2羽のフクロウ



イートン校の生徒だった著者が2羽のフクロウのヒナを育てた体験談を語る。
たいへん面白い話だが、最初がちょっときついと思う。
ねずみや小鳥を餌として与えるのだが、最初からくちばしで食い切れるわけではないので、著者が細かく刻んで与える。この辺の描写は、田舎育ちのぼくも、さすがにきつかった。食事の前には読まないようにしたほうがいい。

イートン校は寄宿学校だが、著者は寄宿舎の自分の部屋でフクロウのヒナを育てる。
本の宣伝文句だと、著者がすべて育てたようにとれるが、そうではない。最初の何週間かは家で、動物好きの母親と妹が面倒を見たりする。また、長期の休みには家に連れ帰ったりもしている。
著者は家から寄宿舎にフクロウを運ぶ時、電車にいっしょに乗せている。いくら小さいとはいえ2羽のフクロウは目立つし、他の乗客に危害を加えるおそれもある。しかし、駅員は見て見ぬふりをしてくれる。タクシーの運転手も、しぶしぶであるが、駅からイートン校までフクロウを連れた著者を乗せてくれる。帰りも、友達に手伝ってもらって、2羽のフクロウを連れて、何とか電車で家まで帰ってくる。
この辺がいかにもイギリス的だ。のんびりしている……と思いながら読んでいくと、これは1959年の出来事だった。さすがに今のイギリスではこんな牧歌的なことはできないかも。
読売の書評で読んで、原書を買ってみた。書評だけ読むと最近の本かと思ったが、かなり以前に出ていた本なのですね。おそらく、ハリー・ポッター人気でフクロウが脚光を浴びているので、こんな何十年も前に出た本が新刊の翻訳として出てきたのだろう。
古い本だが、しかし、内容は古びていない。イートン校でフクロウを育てていく様子が生き生きと描かれている。まあ、2羽のフクロウたちと筆者の交流が描かれているだけだから、内容は古びようがないのだが。

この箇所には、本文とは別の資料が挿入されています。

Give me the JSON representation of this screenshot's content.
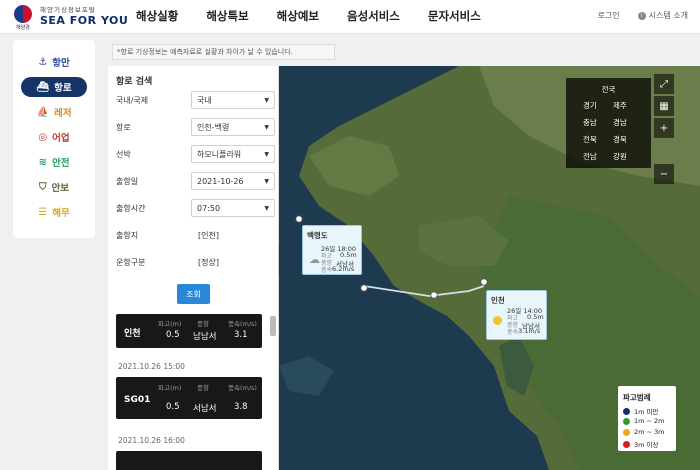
{
  "header": {
    "agency": "해양경",
    "logo_sub": "해양기상정보포털",
    "logo_main": "SEA FOR YOU",
    "nav": [
      "해상실황",
      "해상특보",
      "해상예보",
      "음성서비스",
      "문자서비스"
    ],
    "login": "로그인",
    "site_intro": "시스템 소개"
  },
  "sidebar": {
    "items": [
      {
        "label": "항만",
        "icon": "⚓",
        "color": "#2a4a9a"
      },
      {
        "label": "항로",
        "icon": "⛴",
        "color": "#ffffff"
      },
      {
        "label": "레저",
        "icon": "⛵",
        "color": "#e08a1e"
      },
      {
        "label": "어업",
        "icon": "🐟",
        "color": "#c0392b"
      },
      {
        "label": "안전",
        "icon": "📶",
        "color": "#1e9e5a"
      },
      {
        "label": "안보",
        "icon": "🛡",
        "color": "#5a6a3a"
      },
      {
        "label": "해무",
        "icon": "☰",
        "color": "#e0a81e"
      }
    ]
  },
  "notice": "*항로 기상정보는 예측자료로 실황과 차이가 날 수 있습니다.",
  "panel": {
    "title": "항로 검색",
    "fields": [
      {
        "label": "국내/국제",
        "value": "국내",
        "type": "select"
      },
      {
        "label": "항로",
        "value": "인천-백령",
        "type": "select"
      },
      {
        "label": "선박",
        "value": "하모니플라워",
        "type": "select"
      },
      {
        "label": "출항일",
        "value": "2021-10-26",
        "type": "select"
      },
      {
        "label": "출항시간",
        "value": "07:50",
        "type": "select"
      },
      {
        "label": "출항지",
        "value": "[인천]",
        "type": "text"
      },
      {
        "label": "운항구분",
        "value": "[정상]",
        "type": "text"
      }
    ],
    "search_label": "조회",
    "col_headers": [
      "파고(m)",
      "풍향",
      "풍속(m/s)"
    ],
    "cards": [
      {
        "station": "인천",
        "wave": "0.5",
        "dir": "남남서",
        "speed": "3.1"
      },
      {
        "station": "SG01",
        "wave": "0.5",
        "dir": "서남서",
        "speed": "3.8"
      }
    ],
    "timestamps": [
      "2021.10.26 15:00",
      "2021.10.26 16:00"
    ]
  },
  "map": {
    "region": {
      "all": "전국",
      "cells": [
        "경기",
        "제주",
        "충남",
        "경남",
        "전북",
        "경북",
        "전남",
        "강원"
      ]
    },
    "popup_baekryeong": {
      "name": "백령도",
      "time": "26일 18:00",
      "labels": [
        "파고",
        "풍향",
        "풍속"
      ],
      "values": [
        "0.5m",
        "서남서",
        "6.2m/s"
      ]
    },
    "popup_incheon": {
      "name": "인천",
      "time": "26일 14:00",
      "labels": [
        "파고",
        "풍향",
        "풍속"
      ],
      "values": [
        "0.5m",
        "남남서",
        "3.1m/s"
      ]
    },
    "legend": {
      "title": "파고범례",
      "items": [
        {
          "label": "1m 미만",
          "color": "#1a2a6e"
        },
        {
          "label": "1m ~ 2m",
          "color": "#2aa02a"
        },
        {
          "label": "2m ~ 3m",
          "color": "#e8a81e"
        },
        {
          "label": "3m 이상",
          "color": "#d21e1e"
        }
      ]
    }
  }
}
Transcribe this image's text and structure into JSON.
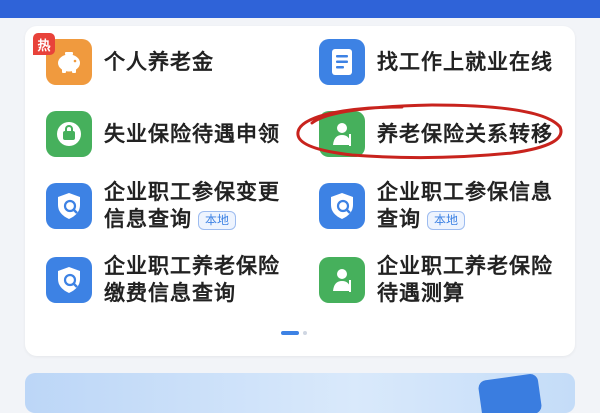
{
  "hot_badge": "热",
  "services": {
    "personal_pension": "个人养老金",
    "job_search": "找工作上就业在线",
    "unemployment_claim": "失业保险待遇申领",
    "pension_transfer": "养老保险关系转移",
    "change_query_line1": "企业职工参保变更",
    "change_query_line2": "信息查询",
    "info_query_line1": "企业职工参保信息",
    "info_query_line2": "查询",
    "local_tag": "本地",
    "payment_query_line1": "企业职工养老保险",
    "payment_query_line2": "缴费信息查询",
    "benefit_calc_line1": "企业职工养老保险",
    "benefit_calc_line2": "待遇测算"
  },
  "colors": {
    "orange": "#f09a3e",
    "blue": "#3d82e4",
    "green": "#46b05c",
    "hot_red": "#e8423a",
    "annotation_red": "#c8231d"
  }
}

『セルボーン博物誌』という本を思い出す。イギリスのセルボーンという田舎町に住んでいた牧師さんが、身の回りの動植物をひたすら観察した記録だが、こうした地味な本が、イギリスでは博物学の古典となっている。確かこの本でも、初めの方に動物を徹底して解剖している描写があったと思う。それで閉口して読むのをやめた記憶がある。
『イートン校の2羽のフクロウ』で、red in tooth and claw(牙や爪が血で赤く染まる)という言葉を引用している。自然界は弱肉強食だし、フクロウは基本的に生きたねずみなどしか食べないということは頭では分かっているが、非情の世界をありのままに描かれると、農耕民族の血が流れているぼくは少々たじろぐのである。